Di, oh Musa, ¿a quién alcanzó el terrorífico lanzamiento? No sería a otro que a Andreas, el mozo mayor, un hombre curtido en los golpes y cuya hombría había quedado demostrada en el pueblo gracias a sus seis hijos fuera del matrimonio, pero al que esperaba un destino adverso. El mango de la espada tomó vuelo en dirección a su amplia boca, partiéndole la nariz e infligiéndole una herida en las mejillas y en los labios, y consiguiendo finalmente que escupiese sus mejores dientes entre ríos de sangre y grandes alaridos. El mayal había estado en posesión suya, pero cayó de sus temblorosas manos y acabó sirviendo al valeroso marqués en su defensa. Uno de sus camaradas lanzó lleno de ira un enorme palo contra nuestro héroe, que fue capaz de esquivarlo con su terrorífico mayal, desviándolo hacia su ayuda de cámara. Aquí Du Bois puso a funcionar su astucia, ideando una treta que había surgido de su cerebro algunos minutos antes con el fin de proteger su cuerpo de más golpes. Apenas hubo sentido el golpe del palo desviado sobre sus espaldas, decidió tirarse al suelo. El marqués vio al compañero de sus aventuras caer y creyó que había muerto, por lo que prometió por todo lo que es sagrado vengar este doloroso accidente. Bellamonte materializó este juramento en Hans, el asesino de su fiel ayuda de cámara. El furioso mayal golpeó con estruendo su cráneo, y la sangre humeante buscó una dolorosa salida.
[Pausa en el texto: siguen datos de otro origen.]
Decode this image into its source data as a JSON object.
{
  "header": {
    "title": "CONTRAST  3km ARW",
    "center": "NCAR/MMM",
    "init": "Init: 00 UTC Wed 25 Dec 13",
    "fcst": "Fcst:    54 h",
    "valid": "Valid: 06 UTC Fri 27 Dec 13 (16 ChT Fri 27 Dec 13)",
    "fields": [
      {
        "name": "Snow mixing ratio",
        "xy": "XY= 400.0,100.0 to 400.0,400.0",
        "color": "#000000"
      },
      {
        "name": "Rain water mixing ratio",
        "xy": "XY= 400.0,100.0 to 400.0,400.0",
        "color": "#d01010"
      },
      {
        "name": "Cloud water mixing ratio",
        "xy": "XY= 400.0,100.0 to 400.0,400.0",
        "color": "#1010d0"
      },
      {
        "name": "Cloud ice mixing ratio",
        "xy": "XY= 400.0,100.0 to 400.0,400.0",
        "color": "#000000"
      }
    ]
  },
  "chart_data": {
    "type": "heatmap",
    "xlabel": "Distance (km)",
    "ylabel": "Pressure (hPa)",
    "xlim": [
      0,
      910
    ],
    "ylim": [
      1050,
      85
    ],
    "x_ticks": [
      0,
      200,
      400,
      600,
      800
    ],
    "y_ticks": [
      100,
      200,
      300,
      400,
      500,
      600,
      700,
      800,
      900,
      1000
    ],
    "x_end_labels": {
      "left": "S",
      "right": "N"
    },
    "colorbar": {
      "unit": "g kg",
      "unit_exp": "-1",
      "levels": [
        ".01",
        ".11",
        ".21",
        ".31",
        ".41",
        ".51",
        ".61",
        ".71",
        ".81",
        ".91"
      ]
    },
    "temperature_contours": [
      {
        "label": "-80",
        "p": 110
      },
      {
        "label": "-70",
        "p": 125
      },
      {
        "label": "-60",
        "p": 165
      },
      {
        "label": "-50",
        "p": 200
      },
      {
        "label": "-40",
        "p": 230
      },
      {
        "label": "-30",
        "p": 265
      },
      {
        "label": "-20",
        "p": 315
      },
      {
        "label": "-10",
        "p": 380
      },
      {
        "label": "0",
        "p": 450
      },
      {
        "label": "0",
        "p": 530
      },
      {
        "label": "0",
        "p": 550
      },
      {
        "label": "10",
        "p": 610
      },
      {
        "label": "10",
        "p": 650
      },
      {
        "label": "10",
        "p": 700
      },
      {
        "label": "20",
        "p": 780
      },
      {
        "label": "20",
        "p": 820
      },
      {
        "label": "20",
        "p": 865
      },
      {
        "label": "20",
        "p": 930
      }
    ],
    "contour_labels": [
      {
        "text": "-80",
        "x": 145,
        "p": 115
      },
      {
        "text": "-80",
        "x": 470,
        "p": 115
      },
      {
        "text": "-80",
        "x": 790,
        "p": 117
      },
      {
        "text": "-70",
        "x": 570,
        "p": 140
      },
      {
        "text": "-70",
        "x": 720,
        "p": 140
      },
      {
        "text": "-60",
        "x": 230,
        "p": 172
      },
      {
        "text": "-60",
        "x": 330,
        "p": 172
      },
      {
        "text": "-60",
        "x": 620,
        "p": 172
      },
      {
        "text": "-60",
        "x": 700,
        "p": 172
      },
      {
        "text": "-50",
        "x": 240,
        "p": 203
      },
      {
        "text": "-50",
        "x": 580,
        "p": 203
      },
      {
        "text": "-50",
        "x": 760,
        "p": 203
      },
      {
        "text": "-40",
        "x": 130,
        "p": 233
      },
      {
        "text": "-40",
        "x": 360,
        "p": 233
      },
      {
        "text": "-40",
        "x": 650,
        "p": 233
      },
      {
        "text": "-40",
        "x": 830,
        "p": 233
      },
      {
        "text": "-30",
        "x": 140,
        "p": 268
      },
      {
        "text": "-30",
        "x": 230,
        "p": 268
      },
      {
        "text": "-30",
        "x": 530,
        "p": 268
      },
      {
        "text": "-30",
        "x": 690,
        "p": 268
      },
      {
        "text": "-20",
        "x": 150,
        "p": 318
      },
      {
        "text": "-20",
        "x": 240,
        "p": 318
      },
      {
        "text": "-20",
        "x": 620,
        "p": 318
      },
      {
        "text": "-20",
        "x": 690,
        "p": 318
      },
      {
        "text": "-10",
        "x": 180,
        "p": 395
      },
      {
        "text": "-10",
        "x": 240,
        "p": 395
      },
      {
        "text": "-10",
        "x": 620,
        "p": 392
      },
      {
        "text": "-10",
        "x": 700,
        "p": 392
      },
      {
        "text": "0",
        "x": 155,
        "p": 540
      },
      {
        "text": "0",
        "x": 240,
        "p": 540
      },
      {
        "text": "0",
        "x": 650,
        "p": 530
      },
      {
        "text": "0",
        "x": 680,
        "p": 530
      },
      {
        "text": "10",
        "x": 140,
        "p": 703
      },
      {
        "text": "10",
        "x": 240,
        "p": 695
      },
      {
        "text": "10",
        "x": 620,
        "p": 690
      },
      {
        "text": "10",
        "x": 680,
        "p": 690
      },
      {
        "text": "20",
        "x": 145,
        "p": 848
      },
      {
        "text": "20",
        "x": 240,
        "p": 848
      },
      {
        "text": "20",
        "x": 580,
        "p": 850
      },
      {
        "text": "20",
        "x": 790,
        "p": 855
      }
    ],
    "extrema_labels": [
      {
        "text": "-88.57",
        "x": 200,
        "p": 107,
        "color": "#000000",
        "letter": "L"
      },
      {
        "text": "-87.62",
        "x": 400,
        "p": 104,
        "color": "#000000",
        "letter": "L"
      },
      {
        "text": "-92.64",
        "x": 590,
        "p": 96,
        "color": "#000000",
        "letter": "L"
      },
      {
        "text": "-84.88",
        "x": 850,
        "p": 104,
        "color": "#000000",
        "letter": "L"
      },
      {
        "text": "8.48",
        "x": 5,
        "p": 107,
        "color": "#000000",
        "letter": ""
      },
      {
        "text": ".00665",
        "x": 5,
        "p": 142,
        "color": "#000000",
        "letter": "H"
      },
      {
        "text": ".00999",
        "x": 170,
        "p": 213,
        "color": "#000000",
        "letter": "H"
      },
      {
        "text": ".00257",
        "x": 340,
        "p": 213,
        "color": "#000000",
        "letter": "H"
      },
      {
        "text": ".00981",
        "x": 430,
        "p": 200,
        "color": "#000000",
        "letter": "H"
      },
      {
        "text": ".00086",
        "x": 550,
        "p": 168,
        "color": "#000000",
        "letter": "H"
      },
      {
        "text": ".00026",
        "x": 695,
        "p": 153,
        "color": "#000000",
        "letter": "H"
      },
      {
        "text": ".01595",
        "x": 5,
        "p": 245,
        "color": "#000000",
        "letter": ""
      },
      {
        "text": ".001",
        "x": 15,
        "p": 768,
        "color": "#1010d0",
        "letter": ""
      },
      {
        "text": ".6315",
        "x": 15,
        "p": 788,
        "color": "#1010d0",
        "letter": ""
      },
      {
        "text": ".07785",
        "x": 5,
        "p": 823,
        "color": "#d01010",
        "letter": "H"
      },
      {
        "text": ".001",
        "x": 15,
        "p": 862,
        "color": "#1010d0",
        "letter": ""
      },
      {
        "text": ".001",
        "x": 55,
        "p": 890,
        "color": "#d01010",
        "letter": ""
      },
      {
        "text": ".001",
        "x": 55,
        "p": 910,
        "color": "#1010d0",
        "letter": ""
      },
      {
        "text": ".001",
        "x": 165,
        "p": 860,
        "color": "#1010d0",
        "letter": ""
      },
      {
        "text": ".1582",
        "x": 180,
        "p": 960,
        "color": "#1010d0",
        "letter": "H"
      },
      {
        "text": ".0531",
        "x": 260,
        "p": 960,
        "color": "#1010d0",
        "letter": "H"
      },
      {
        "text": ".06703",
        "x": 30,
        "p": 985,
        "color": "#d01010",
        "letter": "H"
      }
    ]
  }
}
Hans elevó un grito al cielo, una exclamación que solamente puede ser comparada con los alaridos de las llamadas al dios de la guerra por parte de los troyanos.

Desgraciadamente, mi pluma acabará roma de continuar con este estilo de escritura, y para suerte de todos, la bella condesa ya está bajando al patio, pidiendo una tregua con dulce y quejumbrosa voz.

20.En la mitología griega, Bóreas, también conocido con el nombre de Septentrio, es el dios-viento de los vientos del Norte.